Several years ago I tried to do a garden. It did me instead. I wrote about it way back when and decided to dredge up this old column to warn any would-be gardeners about the perils of one particular veggie.

Column follows:

BURIED TREASURE
The article seemed harmless, a trifle about the joys of gardening. It described the wonders of becoming one with the earth and watching a miracle of nature unfold before your very eyes. It also said you could save some dough on groceries.
I decided to give it a shot. The first decision was what to plant. I finally settled on beans , peas, tomatoes, squash and cucumbers. I should have stopped there, but decided to take a shot at one exotic planting. If you learn nothing else in life, learn this:
DO NOT PLANT POTATOES.
They are sneaky, devious plants and will lead you down the road to gardening heartache and frustration. I didn’t learn this until too late.
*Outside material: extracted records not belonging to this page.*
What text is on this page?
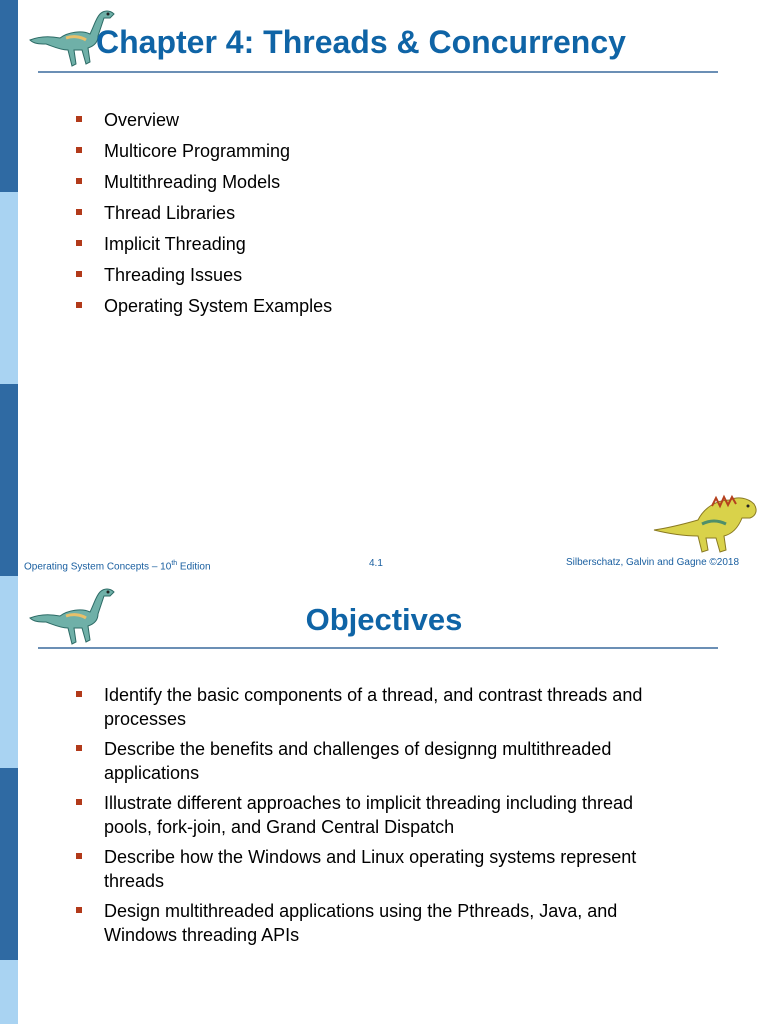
Chapter 4: Threads & Concurrency
Overview
Multicore Programming
Multithreading Models
Thread Libraries
Implicit Threading
Threading Issues
Operating System Examples
Operating System Concepts – 10th Edition	4.1	Silberschatz, Galvin and Gagne ©2018
Objectives
Identify the basic components of a thread, and contrast threads and processes
Describe the benefits and challenges of designng multithreaded applications
Illustrate different approaches to implicit threading including thread pools, fork-join, and Grand Central Dispatch
Describe how the Windows and Linux operating systems represent threads
Design multithreaded applications using the Pthreads, Java, and Windows threading APIs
The article said to prepare the soil by doing fancy things like digging and mulching. Since I knew weeds grew in the cracks of the sidewalk where nobody ever mulched, much less dug, I passed. Instead, I mowed my garden area down close to the dirt and then made trenches for some plants and built hills for others.
For a while all was well. Every day when I went out to admire my handiwork, I was rewarded with genuine home-grown groceries. As soon as a new plant ripened, I rushed it inside and gobbled it up.
Trouble is, I wasn’t the only one who enjoyed my garden goodies. Every day I noticed some critter trying to take advantage of my green thumbery. Birds strafed my pole beans. Squirrels stalked my tomatoes. And I couldn’t see them, but I knew the moles were down there munching on tender young roots.
I wasn’t about to surrender my cheap eats to a bunch of vermin, so I fought back. It wasn’t cheap. My total investment in seed was about five bucks. But when I added the cost of iron pipe for fenceposts, a five-pound sledge hammer for driving said posts into the ground, hog wire to keep out chickens and hogs, mosquito netting to foil the birds and a used 50 caliber machine gun to blast the squirrels, I was out about 900 bucks. Not counting ammo.
It worked out to about two dollars per mouthful. Not exactly budget cuisine, but the project was still fun, and all-in-all, things went fine.
Except for those potatoes. The hills I built for them just sat there like leafy yard pimples, not a potato in sight.
After the last harvest I went to fill my trenches and flatten my mounds. I was stunned to find lumps under my potato hills. I dug deeper and to my amazement, discovered dozens of big, brown, beautiful potatoes.
What treachery. They’d been there all the time, but didn’t have the guts to come up and face me. They just cowered beneath the clay, probably watching the whole time and laughing at me.
Sure, it was embarrassing, but how was I supposed to know? The magazine article never mentioned that spuds were subterranean. Did they think people were just born knowing this stuff?
There’s nothing like being outwitted by a carbohydrate to take you down a peg or two. That incident with the potatoes put an end to my gardening career. These days, when I want potatoes, i go to a fast food joint and order fries. I especially like it when they dip those potatoes in that sizzling hot grease. I hope they suffer.